Sanders, the Vermont senator challenging Hillary Clinton for the Democratic nomination, told reporters he had met the pontiff on Saturday morning and discussed the need to inject morality and justice into the world economy, a view Sanders said he and the pope both share.
“I told him that I was incredibly appreciative of the incredible role that he is playing in this planet in discussing issues about the need for an economy based on morality, not greed,” Sanders said.
The encounter was not Pope Francis’s first brush with the US presidential race. In February, the leader of the Catholic church waded into the contest when he questioned Republican frontrunner Donal Trump’s faith. “A person who thinks only about building walls, wherever they may be, and not of building bridges, is not Christian,” the Pope said, alluding to Trump’s pledge to build a wall between the US and Mexico.
Sanders and his wife, Jane, stayed overnight at the papal residence, in the Domus Santa Marta hotel in the Vatican gardens, on the same floor as the pope, and were spotted at the hotel reception carrying their own bags.

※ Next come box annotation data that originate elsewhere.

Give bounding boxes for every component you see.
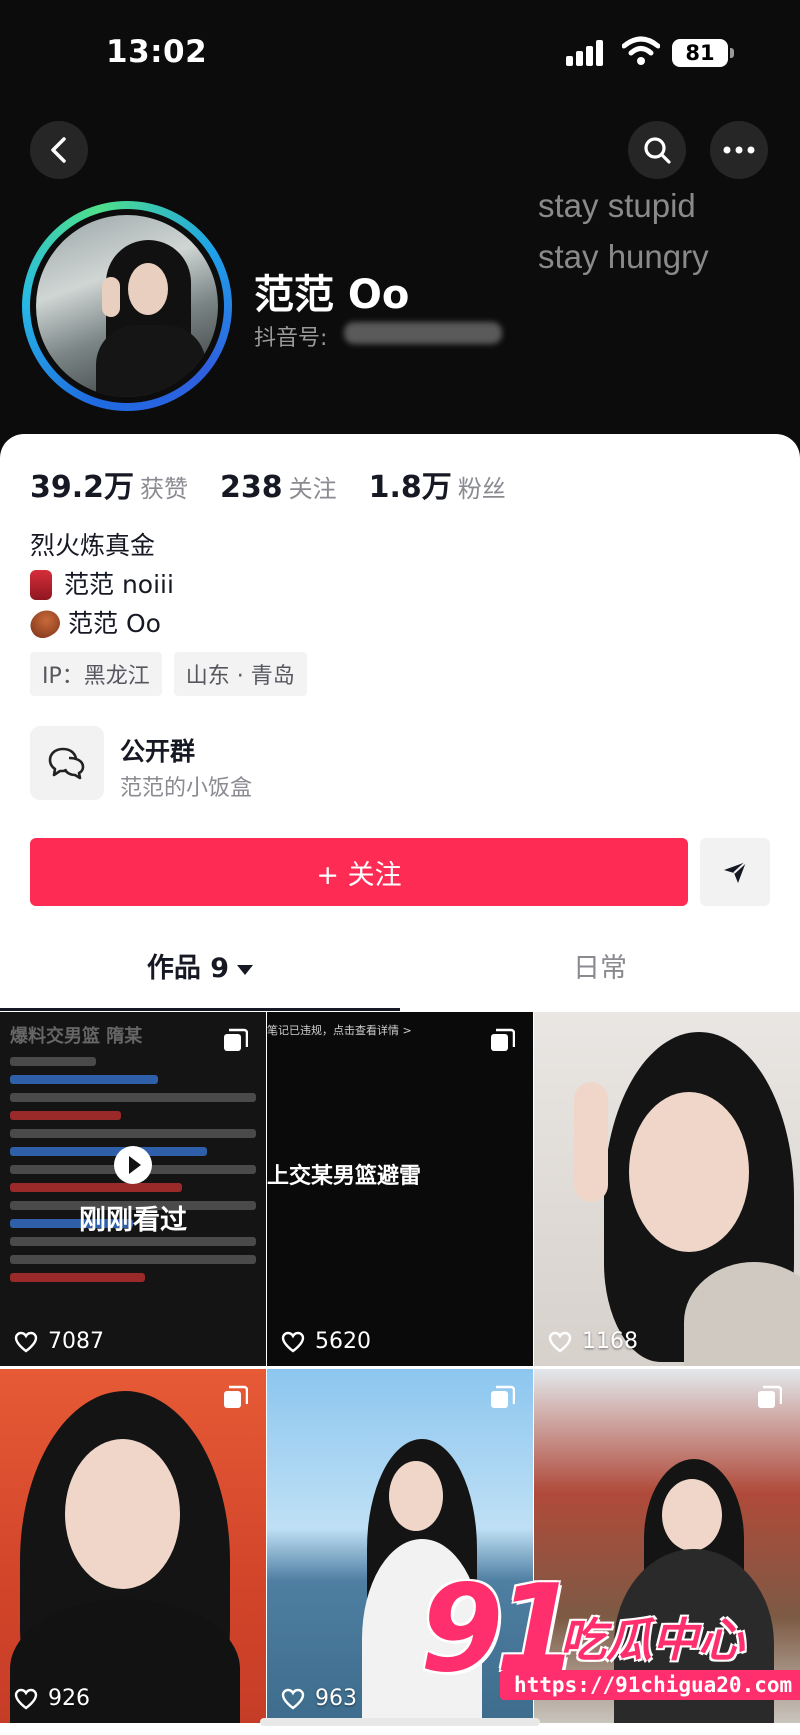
group-chat-icon [30,726,104,800]
watermark-logo: 91 吃瓜中心 https://91chigua20.com [420,1560,800,1730]
video-thumbnail[interactable]: 笔记已违规，点击查看详情 > 上交某男篮避雷 5620 [267,1012,533,1366]
multi-image-icon [224,1385,248,1408]
recently-watched-label: 刚刚看过 [79,1205,187,1236]
multi-image-icon [758,1385,782,1408]
profile-header: 13:02 81 stay stupid stay hungry 范范 Oo 抖… [0,0,800,450]
stats-row: 39.2万 获赞 238 关注 1.8万 粉丝 [30,462,538,506]
sweet-potato-emoji-icon [25,604,65,643]
more-options-button[interactable] [710,121,768,179]
video-thumbnail[interactable]: 1168 [534,1012,800,1366]
stat-followers[interactable]: 1.8万 粉丝 [369,462,506,506]
share-button[interactable] [700,838,770,906]
cellular-signal-icon [566,40,610,66]
multi-image-icon [224,1028,248,1051]
more-dots-icon [723,146,755,154]
multi-image-icon [491,1385,515,1408]
avatar[interactable] [22,201,232,411]
avatar-photo [36,215,218,397]
search-icon [644,137,671,164]
home-indicator [260,1718,540,1726]
tab-daily[interactable]: 日常 [400,944,800,994]
city-tag: 山东 · 青岛 [173,652,307,696]
group-title: 公开群 [120,737,196,766]
motto-line-2: stay hungry [538,238,709,275]
heart-icon [548,1331,572,1352]
public-group-entry[interactable]: 公开群 范范的小饭盒 [30,726,770,802]
group-subtitle: 范范的小饭盒 [120,776,253,801]
douyin-id-redacted [344,322,502,344]
heart-icon [14,1688,38,1709]
profile-bio: 烈火炼真金 范范 noiii 范范 Oo [25,526,174,643]
like-count: 963 [281,1686,357,1711]
profile-name: 范范 Oo [254,272,410,318]
back-button[interactable] [30,121,88,179]
bio-line-1: 烈火炼真金 [30,531,156,560]
like-count: 7087 [14,1329,104,1354]
multi-image-icon [491,1028,515,1051]
violation-notice: 笔记已违规，点击查看详情 > [267,1024,412,1037]
bio-line-2[interactable]: 范范 noiii [30,565,174,604]
search-button[interactable] [628,121,686,179]
stat-following[interactable]: 238 关注 [220,469,337,505]
content-tabs: 作品 9 日常 [0,944,800,1008]
bio-line-3[interactable]: 范范 Oo [25,604,174,643]
profile-motto: stay stupid stay hungry [538,180,709,282]
ip-location-tag: IP：黑龙江 [30,652,162,696]
heart-icon [281,1331,305,1352]
chevron-left-icon [51,137,66,163]
tab-works[interactable]: 作品 9 [0,944,400,994]
active-tab-indicator [0,1008,400,1011]
thumbnail-caption: 上交某男篮避雷 [267,1164,422,1189]
wifi-icon [622,36,660,65]
status-bar: 13:02 81 [0,0,800,100]
battery-indicator: 81 [672,39,734,67]
play-icon [114,1146,152,1184]
scarf-emoji-icon [30,569,52,600]
heart-icon [14,1331,38,1352]
profile-tags: IP：黑龙江 山东 · 青岛 [30,652,319,696]
follow-button[interactable]: + 关注 [30,838,688,906]
heart-icon [281,1688,305,1709]
like-count: 1168 [548,1329,638,1354]
like-count: 5620 [281,1329,371,1354]
video-thumbnail[interactable]: 926 [0,1369,266,1723]
status-time: 13:02 [106,34,208,70]
stat-likes[interactable]: 39.2万 获赞 [30,462,188,506]
douyin-id-label: 抖音号: [254,326,328,351]
caret-down-icon [237,964,254,975]
video-thumbnail[interactable]: 爆料交男篮 隋某 刚刚看过 7087 [0,1012,266,1366]
motto-line-1: stay stupid [538,187,696,224]
like-count: 926 [14,1686,90,1711]
send-icon [724,861,747,883]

In an interview with ABC News after the meeting, Sanders called the pope “a beautiful man”, adding “I am not a Catholic, but there is a radiance that comes from him.”
“I just conveyed to him my admiration for the extraordinary work he is doing raising some of the most important issues facing our planet and the billions of people on the planet and injecting the need for morality in the global economy,” Sanders said.
Pope Francis said on Saturday that his meeting with Sanders was not meddling in politics and that anyone who thought otherwise should “look for a psychiatrist”.
“When I came down, I greeted him, I shook his hand and nothing more. This is called good manners and it is not getting involved in politics,” the pope told reporters in answer to a question aboard the plane returning from the Greek island of Lesbos, where he visited a refugee camp.
“If anyone thinks that greeting someone is getting involved in politics, I recommend that he look for a psychiatrist,” he said, laughing.
Dr Jeffrey Sachs, a Sanders foreign policy adviser and adviser to the UN on climate change, said there were no photographs taken of the meeting.
He said the couple met Pope Francis in the foyer of the hotel as he was leaving for Greece. The meeting lasted about five minutes, Sachs said.
The Democratic hopeful from Vermont has campaigned on a promise to rein in corporate power and level the economic playing field for working and lower-income Americans who he says have been left behind, a message echoing that of the pope.
The meeting came just days before Tuesday’s Democratic party primary in New York, where polls say he is trailing Hillary Clinton. After he won seven of the last eight state contests, a loss in Sanders’ home state would give front-runner Clinton a boost toward the party’s presidential nomination.
Sanders has said the trip was not a pitch for the Catholic vote but a testament to his admiration for the pontiff.